Catholic Church, Qingdao. St. Michael’s Cathedral, also called the Zhejiang Road Catholic Church, and abbreviated by locals to simply the “Catholic Church” is the infamous Catholic church in Qingdao. This church is the seat of the Bishop of the Roman Catholic Diocese of Qingdao. It is located in the oldest part of Qingdao, at 15 Zhejiang Road, on the east side of Zhongshan Road in Shinan District. Built by German missionaries, the cathedral stands at the top of a hill in the center of the old German-built part of the city. It is the largest example of Romanesque Revival architecture in the province, resembling a German cathedral of the 12th century. St. Michael’s Cathedral is the product of a strong German presence in Shandong Province in the 19th and early 20th centuries. In the mid-19th century the European powers forcibly opened China to foreign trade.

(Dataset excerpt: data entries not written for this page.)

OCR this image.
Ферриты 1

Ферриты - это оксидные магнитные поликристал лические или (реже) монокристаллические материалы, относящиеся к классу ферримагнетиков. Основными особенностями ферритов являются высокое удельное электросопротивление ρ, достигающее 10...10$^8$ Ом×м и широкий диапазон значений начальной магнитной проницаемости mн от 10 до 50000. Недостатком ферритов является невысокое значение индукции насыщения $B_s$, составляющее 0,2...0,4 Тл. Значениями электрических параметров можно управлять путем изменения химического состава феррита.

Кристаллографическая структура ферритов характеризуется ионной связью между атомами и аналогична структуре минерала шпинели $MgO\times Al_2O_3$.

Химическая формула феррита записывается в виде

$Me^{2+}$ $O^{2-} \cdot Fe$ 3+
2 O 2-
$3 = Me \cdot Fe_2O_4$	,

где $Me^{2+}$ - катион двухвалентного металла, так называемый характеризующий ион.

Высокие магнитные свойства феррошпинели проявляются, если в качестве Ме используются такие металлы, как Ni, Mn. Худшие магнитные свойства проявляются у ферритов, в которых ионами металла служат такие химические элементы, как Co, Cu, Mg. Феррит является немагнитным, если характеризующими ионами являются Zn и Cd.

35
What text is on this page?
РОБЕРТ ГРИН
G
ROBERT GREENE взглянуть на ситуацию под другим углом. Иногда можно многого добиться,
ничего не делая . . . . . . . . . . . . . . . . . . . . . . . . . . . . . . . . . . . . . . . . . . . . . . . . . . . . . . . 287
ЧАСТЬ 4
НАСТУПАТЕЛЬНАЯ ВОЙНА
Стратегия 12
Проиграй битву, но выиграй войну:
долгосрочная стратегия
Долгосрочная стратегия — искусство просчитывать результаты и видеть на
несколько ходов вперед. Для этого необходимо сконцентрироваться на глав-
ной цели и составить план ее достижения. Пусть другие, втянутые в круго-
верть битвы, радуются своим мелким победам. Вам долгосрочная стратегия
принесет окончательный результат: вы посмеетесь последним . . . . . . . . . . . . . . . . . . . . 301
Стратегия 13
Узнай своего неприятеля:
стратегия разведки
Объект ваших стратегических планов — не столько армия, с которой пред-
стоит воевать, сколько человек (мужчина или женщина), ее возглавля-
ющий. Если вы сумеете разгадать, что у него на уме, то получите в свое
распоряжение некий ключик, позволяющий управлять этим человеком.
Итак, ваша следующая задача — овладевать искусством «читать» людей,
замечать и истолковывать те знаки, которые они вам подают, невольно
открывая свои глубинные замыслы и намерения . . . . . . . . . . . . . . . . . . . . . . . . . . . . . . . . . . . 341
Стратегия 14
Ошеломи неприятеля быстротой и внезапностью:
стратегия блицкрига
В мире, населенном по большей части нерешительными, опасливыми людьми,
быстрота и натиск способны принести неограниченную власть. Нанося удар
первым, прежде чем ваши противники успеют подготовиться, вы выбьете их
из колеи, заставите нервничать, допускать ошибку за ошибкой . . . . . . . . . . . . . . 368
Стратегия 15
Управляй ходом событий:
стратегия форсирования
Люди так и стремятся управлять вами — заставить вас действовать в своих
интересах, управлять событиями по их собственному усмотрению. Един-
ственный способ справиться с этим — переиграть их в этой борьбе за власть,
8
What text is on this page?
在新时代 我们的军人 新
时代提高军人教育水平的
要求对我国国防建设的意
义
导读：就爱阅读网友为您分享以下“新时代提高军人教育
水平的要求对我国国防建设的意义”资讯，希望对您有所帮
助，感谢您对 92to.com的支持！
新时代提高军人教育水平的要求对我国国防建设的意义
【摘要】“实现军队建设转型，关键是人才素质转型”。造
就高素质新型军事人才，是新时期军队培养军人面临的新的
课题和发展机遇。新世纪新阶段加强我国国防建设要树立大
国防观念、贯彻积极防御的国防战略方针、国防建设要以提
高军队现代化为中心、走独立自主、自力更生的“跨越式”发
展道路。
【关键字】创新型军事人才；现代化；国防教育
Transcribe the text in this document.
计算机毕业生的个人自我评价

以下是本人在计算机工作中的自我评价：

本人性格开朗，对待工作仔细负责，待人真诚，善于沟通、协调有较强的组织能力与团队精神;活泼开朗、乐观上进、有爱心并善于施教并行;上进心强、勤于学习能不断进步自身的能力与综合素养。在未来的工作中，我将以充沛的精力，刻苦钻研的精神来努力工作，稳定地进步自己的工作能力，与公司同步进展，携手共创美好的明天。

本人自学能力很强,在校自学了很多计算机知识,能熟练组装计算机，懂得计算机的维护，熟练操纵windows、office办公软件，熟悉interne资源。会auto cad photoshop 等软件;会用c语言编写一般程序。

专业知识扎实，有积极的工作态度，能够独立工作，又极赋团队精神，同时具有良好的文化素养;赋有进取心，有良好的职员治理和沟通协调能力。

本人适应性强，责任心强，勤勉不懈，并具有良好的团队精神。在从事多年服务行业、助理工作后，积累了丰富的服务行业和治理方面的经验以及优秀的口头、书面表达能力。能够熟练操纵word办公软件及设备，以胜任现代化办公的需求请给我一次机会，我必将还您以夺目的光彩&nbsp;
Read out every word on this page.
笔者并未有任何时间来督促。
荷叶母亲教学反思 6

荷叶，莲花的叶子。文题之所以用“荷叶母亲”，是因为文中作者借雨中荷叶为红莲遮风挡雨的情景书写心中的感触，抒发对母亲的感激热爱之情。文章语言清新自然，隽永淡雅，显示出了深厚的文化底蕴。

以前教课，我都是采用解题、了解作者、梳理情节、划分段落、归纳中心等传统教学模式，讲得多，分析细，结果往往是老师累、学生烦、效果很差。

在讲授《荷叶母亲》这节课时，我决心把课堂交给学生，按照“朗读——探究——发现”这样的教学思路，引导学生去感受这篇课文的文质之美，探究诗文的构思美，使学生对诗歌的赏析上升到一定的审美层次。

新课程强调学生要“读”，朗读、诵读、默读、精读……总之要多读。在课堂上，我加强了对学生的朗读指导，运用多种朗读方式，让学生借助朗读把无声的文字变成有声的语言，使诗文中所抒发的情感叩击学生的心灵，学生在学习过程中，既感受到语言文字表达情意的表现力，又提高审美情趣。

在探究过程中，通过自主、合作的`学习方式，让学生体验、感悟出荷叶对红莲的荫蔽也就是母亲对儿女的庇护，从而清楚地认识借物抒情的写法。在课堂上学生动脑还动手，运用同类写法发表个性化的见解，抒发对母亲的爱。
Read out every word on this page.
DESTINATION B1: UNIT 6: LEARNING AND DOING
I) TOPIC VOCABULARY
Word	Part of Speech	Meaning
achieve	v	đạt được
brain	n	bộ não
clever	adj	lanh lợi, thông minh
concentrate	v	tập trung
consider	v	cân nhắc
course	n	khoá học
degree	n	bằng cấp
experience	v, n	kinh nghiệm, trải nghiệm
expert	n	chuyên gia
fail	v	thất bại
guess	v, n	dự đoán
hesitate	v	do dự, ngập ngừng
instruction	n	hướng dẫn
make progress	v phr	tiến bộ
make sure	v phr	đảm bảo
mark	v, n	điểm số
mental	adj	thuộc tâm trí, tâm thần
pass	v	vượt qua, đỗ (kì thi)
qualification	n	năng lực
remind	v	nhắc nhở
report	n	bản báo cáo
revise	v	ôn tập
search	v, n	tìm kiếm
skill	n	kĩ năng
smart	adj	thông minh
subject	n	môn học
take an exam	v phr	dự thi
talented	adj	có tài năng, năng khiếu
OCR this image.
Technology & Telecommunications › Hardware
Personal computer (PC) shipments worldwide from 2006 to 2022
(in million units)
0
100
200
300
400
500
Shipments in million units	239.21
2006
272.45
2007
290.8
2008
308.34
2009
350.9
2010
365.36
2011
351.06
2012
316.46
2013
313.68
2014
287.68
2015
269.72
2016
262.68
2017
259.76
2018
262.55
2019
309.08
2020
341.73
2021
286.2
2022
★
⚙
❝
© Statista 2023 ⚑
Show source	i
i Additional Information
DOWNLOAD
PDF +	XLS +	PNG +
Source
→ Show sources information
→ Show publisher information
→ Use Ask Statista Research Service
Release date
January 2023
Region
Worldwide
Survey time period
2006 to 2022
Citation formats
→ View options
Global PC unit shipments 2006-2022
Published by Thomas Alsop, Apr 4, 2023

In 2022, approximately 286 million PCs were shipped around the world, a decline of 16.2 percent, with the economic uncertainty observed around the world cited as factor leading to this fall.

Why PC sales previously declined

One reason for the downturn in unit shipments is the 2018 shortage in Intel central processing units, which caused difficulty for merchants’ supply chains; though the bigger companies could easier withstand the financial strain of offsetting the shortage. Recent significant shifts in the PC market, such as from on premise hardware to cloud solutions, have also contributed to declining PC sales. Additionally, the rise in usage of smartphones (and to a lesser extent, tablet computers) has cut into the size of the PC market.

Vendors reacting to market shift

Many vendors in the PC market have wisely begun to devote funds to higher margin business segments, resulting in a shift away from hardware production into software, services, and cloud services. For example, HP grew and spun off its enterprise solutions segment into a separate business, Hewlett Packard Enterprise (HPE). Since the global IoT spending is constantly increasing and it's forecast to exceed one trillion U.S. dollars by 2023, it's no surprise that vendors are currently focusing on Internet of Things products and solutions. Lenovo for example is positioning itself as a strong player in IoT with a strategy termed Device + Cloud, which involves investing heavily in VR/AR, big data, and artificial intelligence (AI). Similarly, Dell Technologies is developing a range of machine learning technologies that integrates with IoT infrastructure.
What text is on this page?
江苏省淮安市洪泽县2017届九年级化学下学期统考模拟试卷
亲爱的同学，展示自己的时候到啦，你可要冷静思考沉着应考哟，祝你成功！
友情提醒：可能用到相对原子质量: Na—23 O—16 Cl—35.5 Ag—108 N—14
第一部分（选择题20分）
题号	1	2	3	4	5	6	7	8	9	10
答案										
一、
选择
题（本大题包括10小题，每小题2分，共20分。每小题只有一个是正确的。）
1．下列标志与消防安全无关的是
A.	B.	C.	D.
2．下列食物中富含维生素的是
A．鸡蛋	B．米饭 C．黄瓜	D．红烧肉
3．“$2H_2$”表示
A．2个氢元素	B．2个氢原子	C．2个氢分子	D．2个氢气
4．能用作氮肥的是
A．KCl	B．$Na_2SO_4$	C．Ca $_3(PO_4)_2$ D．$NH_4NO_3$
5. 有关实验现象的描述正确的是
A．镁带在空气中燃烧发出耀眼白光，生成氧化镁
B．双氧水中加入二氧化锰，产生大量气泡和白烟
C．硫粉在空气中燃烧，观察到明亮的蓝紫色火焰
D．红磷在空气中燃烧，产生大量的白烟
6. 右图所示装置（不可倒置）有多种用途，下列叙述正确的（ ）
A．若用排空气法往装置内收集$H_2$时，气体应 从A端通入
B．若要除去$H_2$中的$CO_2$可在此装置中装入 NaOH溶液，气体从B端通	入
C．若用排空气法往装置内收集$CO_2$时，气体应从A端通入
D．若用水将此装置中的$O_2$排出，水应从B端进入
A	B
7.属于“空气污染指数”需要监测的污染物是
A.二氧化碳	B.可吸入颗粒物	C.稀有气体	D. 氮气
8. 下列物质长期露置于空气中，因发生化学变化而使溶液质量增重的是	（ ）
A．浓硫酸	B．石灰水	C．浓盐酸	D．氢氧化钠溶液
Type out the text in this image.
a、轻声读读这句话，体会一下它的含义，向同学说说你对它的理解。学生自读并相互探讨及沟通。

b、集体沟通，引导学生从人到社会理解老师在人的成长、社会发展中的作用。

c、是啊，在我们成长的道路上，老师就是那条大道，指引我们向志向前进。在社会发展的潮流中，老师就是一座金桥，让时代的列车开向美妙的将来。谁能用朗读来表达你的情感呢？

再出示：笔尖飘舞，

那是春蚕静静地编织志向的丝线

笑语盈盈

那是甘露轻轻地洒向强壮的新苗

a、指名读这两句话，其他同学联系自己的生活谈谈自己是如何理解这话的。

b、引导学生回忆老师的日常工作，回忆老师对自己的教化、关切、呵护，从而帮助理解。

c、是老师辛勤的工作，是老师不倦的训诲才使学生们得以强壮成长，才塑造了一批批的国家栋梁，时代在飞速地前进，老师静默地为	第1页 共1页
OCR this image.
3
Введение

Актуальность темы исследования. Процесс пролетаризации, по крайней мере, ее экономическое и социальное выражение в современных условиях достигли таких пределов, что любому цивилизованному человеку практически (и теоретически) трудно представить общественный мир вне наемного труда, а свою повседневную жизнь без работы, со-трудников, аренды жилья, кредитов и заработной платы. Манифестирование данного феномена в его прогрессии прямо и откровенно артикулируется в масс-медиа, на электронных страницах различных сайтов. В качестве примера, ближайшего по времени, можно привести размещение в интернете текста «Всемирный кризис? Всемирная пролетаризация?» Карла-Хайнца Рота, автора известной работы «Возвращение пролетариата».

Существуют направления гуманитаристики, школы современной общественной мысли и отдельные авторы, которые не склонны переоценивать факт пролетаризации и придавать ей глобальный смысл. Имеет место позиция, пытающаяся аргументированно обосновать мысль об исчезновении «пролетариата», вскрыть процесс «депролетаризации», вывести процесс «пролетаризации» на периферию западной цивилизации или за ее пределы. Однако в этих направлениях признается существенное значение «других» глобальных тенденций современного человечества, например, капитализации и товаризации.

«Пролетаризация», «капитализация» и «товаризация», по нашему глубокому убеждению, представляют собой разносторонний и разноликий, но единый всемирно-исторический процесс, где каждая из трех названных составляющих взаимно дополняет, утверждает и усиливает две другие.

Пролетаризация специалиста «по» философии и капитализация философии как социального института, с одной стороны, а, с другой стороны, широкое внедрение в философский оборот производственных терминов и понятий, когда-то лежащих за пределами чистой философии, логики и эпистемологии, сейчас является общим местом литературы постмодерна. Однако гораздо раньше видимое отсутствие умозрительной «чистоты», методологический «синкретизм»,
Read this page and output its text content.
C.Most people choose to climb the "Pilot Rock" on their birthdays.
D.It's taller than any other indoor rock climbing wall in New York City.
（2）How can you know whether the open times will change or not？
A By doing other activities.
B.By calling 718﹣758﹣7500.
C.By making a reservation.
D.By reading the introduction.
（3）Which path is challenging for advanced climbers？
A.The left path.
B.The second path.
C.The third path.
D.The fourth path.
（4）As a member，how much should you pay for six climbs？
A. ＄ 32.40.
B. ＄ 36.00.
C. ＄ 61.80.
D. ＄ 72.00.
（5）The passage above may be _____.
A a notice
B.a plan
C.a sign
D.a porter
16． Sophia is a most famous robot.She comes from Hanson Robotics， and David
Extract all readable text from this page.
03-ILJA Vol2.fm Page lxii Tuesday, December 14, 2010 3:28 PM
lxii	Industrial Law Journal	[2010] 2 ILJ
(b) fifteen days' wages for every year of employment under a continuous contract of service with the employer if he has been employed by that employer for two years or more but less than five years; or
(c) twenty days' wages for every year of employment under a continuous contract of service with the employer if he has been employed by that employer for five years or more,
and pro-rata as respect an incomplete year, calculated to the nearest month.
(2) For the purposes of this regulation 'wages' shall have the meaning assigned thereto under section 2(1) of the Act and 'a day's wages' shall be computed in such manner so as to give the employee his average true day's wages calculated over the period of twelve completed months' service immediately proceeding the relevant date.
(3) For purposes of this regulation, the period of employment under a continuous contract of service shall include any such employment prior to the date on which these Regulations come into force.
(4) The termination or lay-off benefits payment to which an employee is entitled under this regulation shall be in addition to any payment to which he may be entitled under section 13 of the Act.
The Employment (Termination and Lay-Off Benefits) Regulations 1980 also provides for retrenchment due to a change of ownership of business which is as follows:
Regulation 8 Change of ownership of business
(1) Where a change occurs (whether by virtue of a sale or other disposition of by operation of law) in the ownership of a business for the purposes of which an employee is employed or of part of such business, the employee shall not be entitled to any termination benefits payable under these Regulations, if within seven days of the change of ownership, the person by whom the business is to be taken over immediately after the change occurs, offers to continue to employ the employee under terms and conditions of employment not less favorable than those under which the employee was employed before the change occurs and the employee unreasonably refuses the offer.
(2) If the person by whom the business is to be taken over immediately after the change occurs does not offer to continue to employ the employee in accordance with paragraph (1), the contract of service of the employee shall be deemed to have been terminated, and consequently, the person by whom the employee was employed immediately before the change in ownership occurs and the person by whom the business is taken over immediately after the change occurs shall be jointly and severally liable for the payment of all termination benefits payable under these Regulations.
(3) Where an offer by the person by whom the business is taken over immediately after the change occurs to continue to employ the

We visited Qingdao’s Catholic Church on Monday morning after exploring PiChai Yuan, an amazing Chinese food and souvenir market located a couple of blocks away. It was a nice walk between the two sights, and we enjoyed wandering through the older parts of Qingdao. This is the area in which Elijah was born, so this part of the city will always hold special memories for us. Perhaps someday, when he is older, Eli will want to return to this part of Qingdao to see where he was born.
The cathedral stands atop a hill in the center of what was the original settlement of the city of Qingdao. The church is built in the historic style of German Romanesque. It is cruciform in plan, having a center flanked by a lower single aisle on either side, crossed by a transept, and with a semi-circular apse projecting at the east end — wow, all that fancy “architectural church talk”!
The road leading up to St. Michael’s Cathedral is lined with a variety of little cafes, stores and even a couple of hostels and bars. It seems that this is probably a great little spot during summer nights. There were a lot of people surrounding the book store on the left of the above picture.
When we reached the top of the hill, we realized that they wouldn’t let us into the church because we had flip-flops on. This is a regular occurrence here in China, and quite amusing to say the least. But honestly – IT IS SUMMER! Too hot and humid for closed shoes! Chinese people categorize flip-flops as “house shoes” (ie. like we would view slippers) and therefore they don’t think that wearing them outside is appropriate.
I’m really biting my tongue right now…
I guess we all have our views on what is “appropriate”. Funny!
The cathedral is 65.9 meters long and the transept (the arms of the cross) is 37.6-metre wide, with an exterior height of 18 meters. The towers are 56 meters in height, and have Rhenish helm spires, each topped by a 4.5-meter cross. One tower contains a single large bell, and the other three smaller bells. The building materials are reinforced concrete and granite, and the roofs are red tiles.
In his book, German Architecture in China, Warner Torsten writes of the cathedral:
“According to residents, the cathedral is far too large for the scale of Qingdao. Its position on top of a hill makes this even more evident. Perhaps the idea was to produce a powerful building to hold its own with the Protestant Church, which for 20 years had been the largest religious building in Qingdao, or perhaps the intention was to outstrip the 46 metre-high towers of the Franciscan church in Jinan. The towers of the cathedral in Qingdao were higher than all the other churches in the major cities of Northern China – Tianjin, Beijing, Dalian, or Jinan. They dominate the silhouette of Qingdao; they are particularly impressive from a ship entering the harbour.”
The grounds surrounding the Catholic Church were swarming with wedding photographers and couples having their pictures taken. With all of the amazing spots available for wedding pictures in Qingdao, it must be hard to make a choice.
Just to the right of the entrance to the Catholic Church was an art gallery. Around it were tons of art students drawing and painting the cathedral. I was in awe! Of course drawing and painting are just two of the things that I LOVE to do… but I have never sat down to take a moment to be still and actually draw a building. I stood behind some of the young girls, admiring their talents. When they turned and saw me – a foreigner over their shoulder – they all gasped. Same reaction EVERY TIME!
We had spent some time with Mariska at PiChai Yuan, but she had to leave when we got to the Catholic Church. We said our goodbyes here, and decided to keep exploring. Elijah was asleep – no surprises there! Nana had joined us for the day, so the four of us continued on. We had lots to share with you from our Monday filled with explorations.